Jesse Marczyk Ph.D.

Pop Psych

Psychology's Research Replication Problem

When more research isn't necessarily better

Posted Apr 20, 2016

By now, many of you have no doubt heard about the reproducibility project, where 100 psychological findings were subjected to replication attempts. In case you're not familiar with it, the results of this project were less than a ringing endorsement of research in the field: of the expected 89 replications, only 37 were obtained and the average size of the effects fell dramatically; social psychology research in particular seemed uniquely bad in this regard. This suggests that, in many cases, one would be well served by taking many psychological findings with a couple grains of salt.

Naturally, this leads many people to wonder whether there's any way they might be more confident that an effect is real, so to speak. One possible means through which your confidence might be bolstered is whether or not the research in question contains conceptual replications.

What this refers to are cases where the authors of a manuscript report the results of several different studies purporting to measure the same underlying thing with varying methods; that is, they are studying topic A with methods X, Y, and Z. If all of these turn up positive, you ought to be more confident that an effect is real. Indeed, I have had a paper rejected more than once for only containing a single experiment. Journals often want to see several studies in one paper, and that is likely part of the reason why: a single experiment is surely less reliable than multiple ones.
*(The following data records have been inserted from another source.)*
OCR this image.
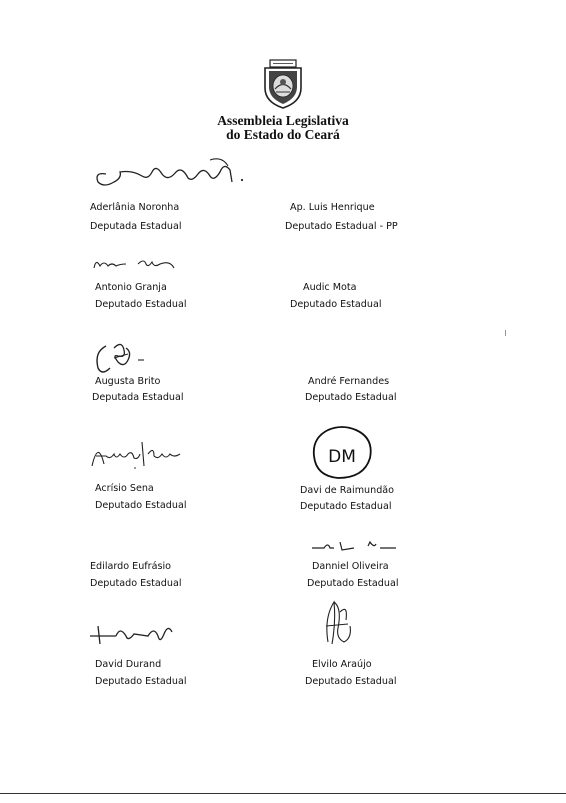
Assembleia Legislativa
do Estado do Ceará
Aderlânia Noronha
Deputada Estadual
Ap. Luis Henrique
Deputado Estadual - PP
Antonio Granja
Deputado Estadual
Audic Mota
Deputado Estadual
Augusta Brito
Deputada Estadual
André Fernandes
Deputado Estadual
Acrísio Sena
Deputado Estadual
DM
Davi de Raimundão
Deputado Estadual
Edilardo Eufrásio
Deputado Estadual
Danniel Oliveira
Deputado Estadual
David Durand
Deputado Estadual
Elvilo Araújo
Deputado Estadual
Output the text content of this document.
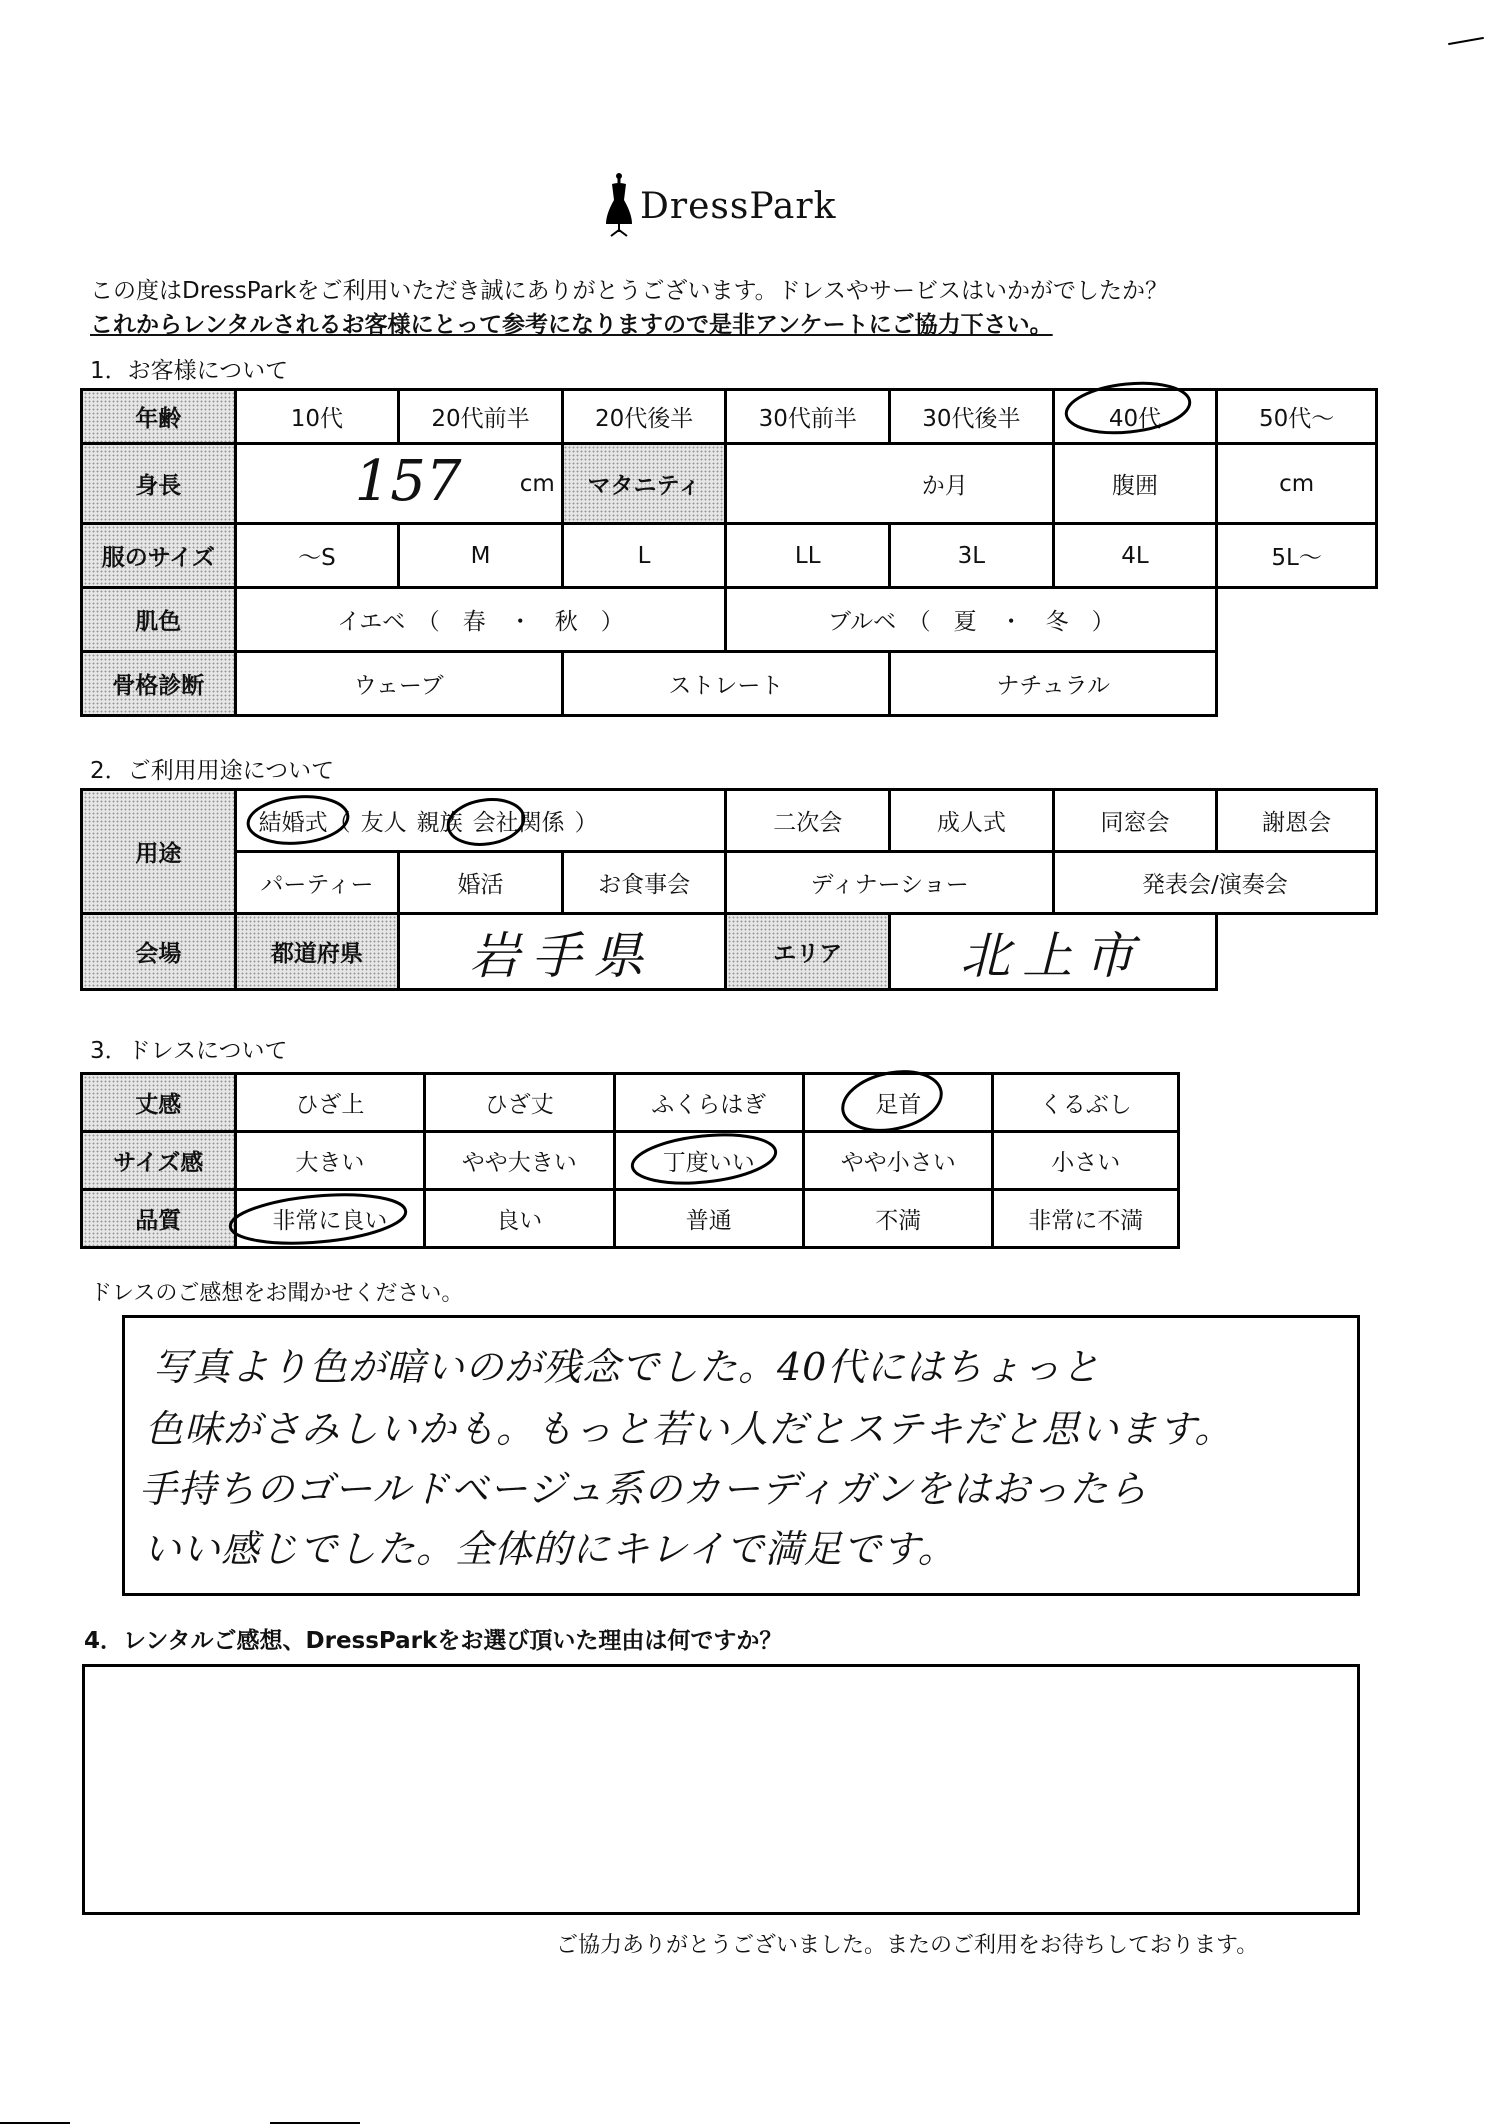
DressPark
この度はDressParkをご利用いただき誠にありがとうございます。ドレスやサービスはいかがでしたか？
これからレンタルされるお客様にとって参考になりますので是非アンケートにご協力下さい。
1．お客様について
年齢	10代	20代前半	20代後半	30代前半	30代後半	40代	50代～
身長	157 cm		マタニティ	か月		腹囲	cm
服のサイズ	～S	M	L	LL	3L	4L	5L～
肌色	イエベ　（　春　・　秋　）			ブルベ　（　夏　・　冬　）			
骨格診断	ウェーブ		ストレート		ナチュラル		
2．ご利用用途について
用途	結婚式（ 友人 親族 会社関係 ）			二次会	成人式	同窓会	謝恩会
	パーティー	婚活	お食事会	ディナーショー		発表会/演奏会	
会場	都道府県	岩手県		エリア	北上市		
3．ドレスについて
丈感	ひざ上	ひざ丈	ふくらはぎ	足首	くるぶし
サイズ感	大きい	やや大きい	丁度いい	やや小さい	小さい
品質	非常に良い	良い	普通	不満	非常に不満
ドレスのご感想をお聞かせください。
写真より色が暗いのが残念でした。40代にはちょっと
色味がさみしいかも。もっと若い人だとステキだと思います。
手持ちのゴールドベージュ系のカーディガンをはおったら
いい感じでした。全体的にキレイで満足です。
4．レンタルご感想、DressParkをお選び頂いた理由は何ですか？
ご協力ありがとうございました。またのご利用をお待ちしております。
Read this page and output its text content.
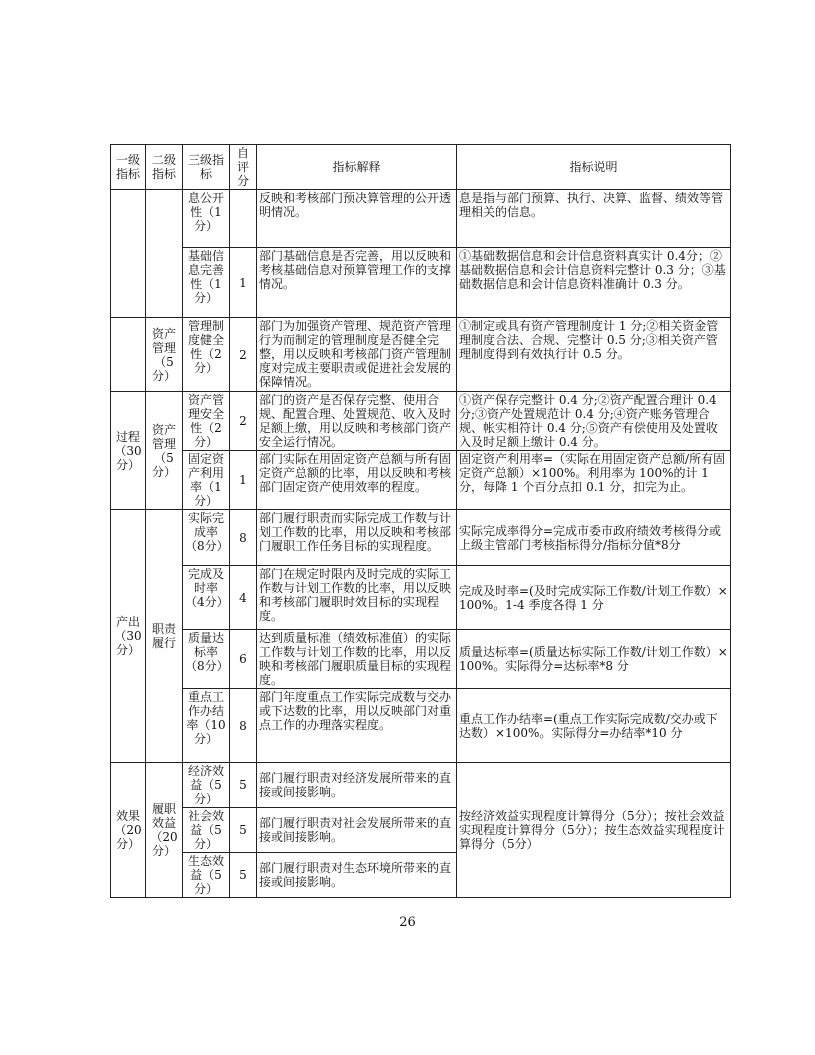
一级指标	二级指标	三级指标	自评分	指标解释	指标说明
		息公开性（1分）		反映和考核部门预决算管理的公开透明情况。	息是指与部门预算、执行、决算、监督、绩效等管理相关的信息。
		基础信息完善性（1分）	1	部门基础信息是否完善，用以反映和考核基础信息对预算管理工作的支撑情况。	①基础数据信息和会计信息资料真实计 0.4分；②基础数据信息和会计信息资料完整计 0.3 分；③基础数据信息和会计信息资料准确计 0.3 分。
	资产管理（5分）	管理制度健全性（2分）	2	部门为加强资产管理、规范资产管理行为而制定的管理制度是否健全完整，用以反映和考核部门资产管理制度对完成主要职责或促进社会发展的保障情况。	①制定或具有资产管理制度计 1 分;②相关资金管理制度合法、合规、完整计 0.5 分;③相关资产管理制度得到有效执行计 0.5 分。
过程（30分）	资产管理（5分）	资产管理安全性（2分）	2	部门的资产是否保存完整、使用合规、配置合理、处置规范、收入及时足额上缴，用以反映和考核部门资产安全运行情况。	①资产保存完整计 0.4 分;②资产配置合理计 0.4 分;③资产处置规范计 0.4 分;④资产账务管理合规、帐实相符计 0.4 分;⑤资产有偿使用及处置收入及时足额上缴计 0.4 分。
		固定资产利用率（1分）	1	部门实际在用固定资产总额与所有固定资产总额的比率，用以反映和考核部门固定资产使用效率的程度。	固定资产利用率=（实际在用固定资产总额/所有固定资产总额）×100%。利用率为 100%的计 1 分，每降 1 个百分点扣 0.1 分，扣完为止。
产出（30分）	职责履行	实际完成率（8分）	8	部门履行职责而实际完成工作数与计划工作数的比率，用以反映和考核部门履职工作任务目标的实现程度。	实际完成率得分=完成市委市政府绩效考核得分或上级主管部门考核指标得分/指标分值*8分
		完成及时率（4分）	4	部门在规定时限内及时完成的实际工作数与计划工作数的比率，用以反映和考核部门履职时效目标的实现程度。	完成及时率=(及时完成实际工作数/计划工作数）×100%。1-4 季度各得 1 分
		质量达标率（8分）	6	达到质量标准（绩效标准值）的实际工作数与计划工作数的比率，用以反映和考核部门履职质量目标的实现程度。	质量达标率=(质量达标实际工作数/计划工作数）×100%。实际得分=达标率*8 分
		重点工作办结率（10分）	8	部门年度重点工作实际完成数与交办或下达数的比率，用以反映部门对重点工作的办理落实程度。	重点工作办结率=(重点工作实际完成数/交办或下达数）×100%。实际得分=办结率*10 分
效果（20分）	履职效益（20分）	经济效益（5分）	5	部门履行职责对经济发展所带来的直接或间接影响。	按经济效益实现程度计算得分（5分）；按社会效益实现程度计算得分（5分）；按生态效益实现程度计算得分（5分）
		社会效益（5分）	5	部门履行职责对社会发展所带来的直接或间接影响。	
		生态效益（5分）	5	部门履行职责对生态环境所带来的直接或间接影响。	
26
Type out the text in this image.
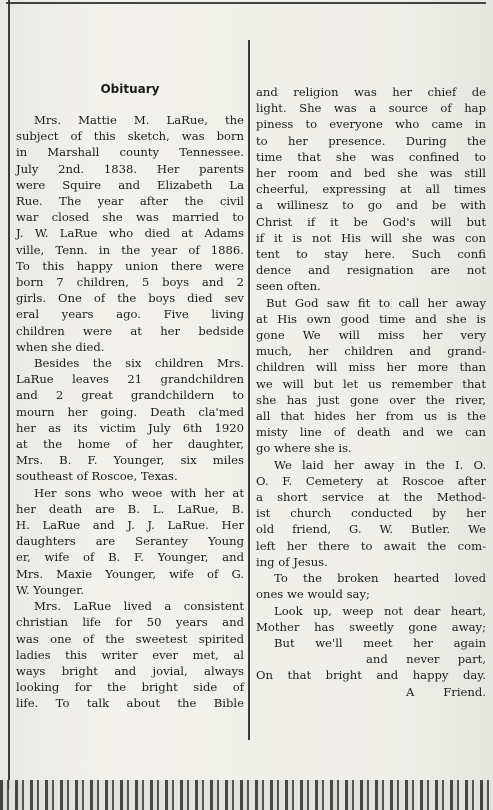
Obituary
Mrs. Mattie M. LaRue, the
subject of this sketch, was born
in Marshall county Tennessee.
July 2nd. 1838. Her parents
were Squire and Elizabeth La
Rue. The year after the civil
war closed she was married to
J. W. LaRue who died at Adams
ville, Tenn. in the year of 1886.
To this happy union there were
born 7 children, 5 boys and 2
girls. One of the boys died sev
eral years ago. Five living
children were at her bedside
when she died.
Besides the six children Mrs.
LaRue leaves 21 grandchildren
and 2 great grandchildern to
mourn her going. Death cla'med
her as its victim July 6th 1920
at the home of her daughter,
Mrs. B. F. Younger, six miles
southeast of Roscoe, Texas.
Her sons who weoe with her at
her death are B. L. LaRue, B.
H. LaRue and J. J. LaRue. Her
daughters are Serantey Young
er, wife of B. F. Younger, and
Mrs. Maxie Younger, wife of G.
W. Younger.
Mrs. LaRue lived a consistent
christian life for 50 years and
was one of the sweetest spirited
ladies this writer ever met, al
ways bright and jovial, always
looking for the bright side of
life. To talk about the Bible
and religion was her chief de
light. She was a source of hap
piness to everyone who came in
to her presence. During the
time that she was confined to
her room and bed she was still
cheerful, expressing at all times
a willinesz to go and be with
Christ if it be God's will but
if it is not His will she was con
tent to stay here. Such confi
dence and resignation are not
seen often.
But God saw fit to call her away
at His own good time and she is
gone We will miss her very
much, her children and grand-
children will miss her more than
we will but let us remember that
she has just gone over the river,
all that hides her from us is the
misty line of death and we can
go where she is.
We laid her away in the I. O.
O. F. Cemetery at Roscoe after
a short service at the Method-
ist church conducted by her
old friend, G. W. Butler. We
left her there to await the com-
ing of Jesus.
To the broken hearted loved
ones we would say;
Look up, weep not dear heart,
Mother has sweetly gone away;
But we'll meet her again
and never part,
On that bright and happy day.
A Friend.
Flickr/Michael Caroe Andersen
​It doesn't go anywhere, but at least it does so reliably
Source: Flickr/Michael Caroe Andersen

According to the unknown moderator account of replication failure, psychological research findings are, in essence, often fickle. Some findings might depend on the time of day that measurements were taken, the country of the sample, some particular detail of the stimulus material, whether the experimenter is a man or a woman; you name it. In other words, it is possible that these published effects are real, but only occur in some rather specific contexts of which we are not adequately aware; that is to say they are moderated by unknown variables. If that's the case, it is unlikely that some replication efforts will be successful, as it is quite unlikely that all of the unique, unknown, and unappreciated moderators will be replicated as well. This is where conceptual replications come in: if a paper contains two, three, or more different attempts at studying the same topic, we should expect that the effect they turn up is more likely to extend beyond a very limited set of contexts and should replicate more readily.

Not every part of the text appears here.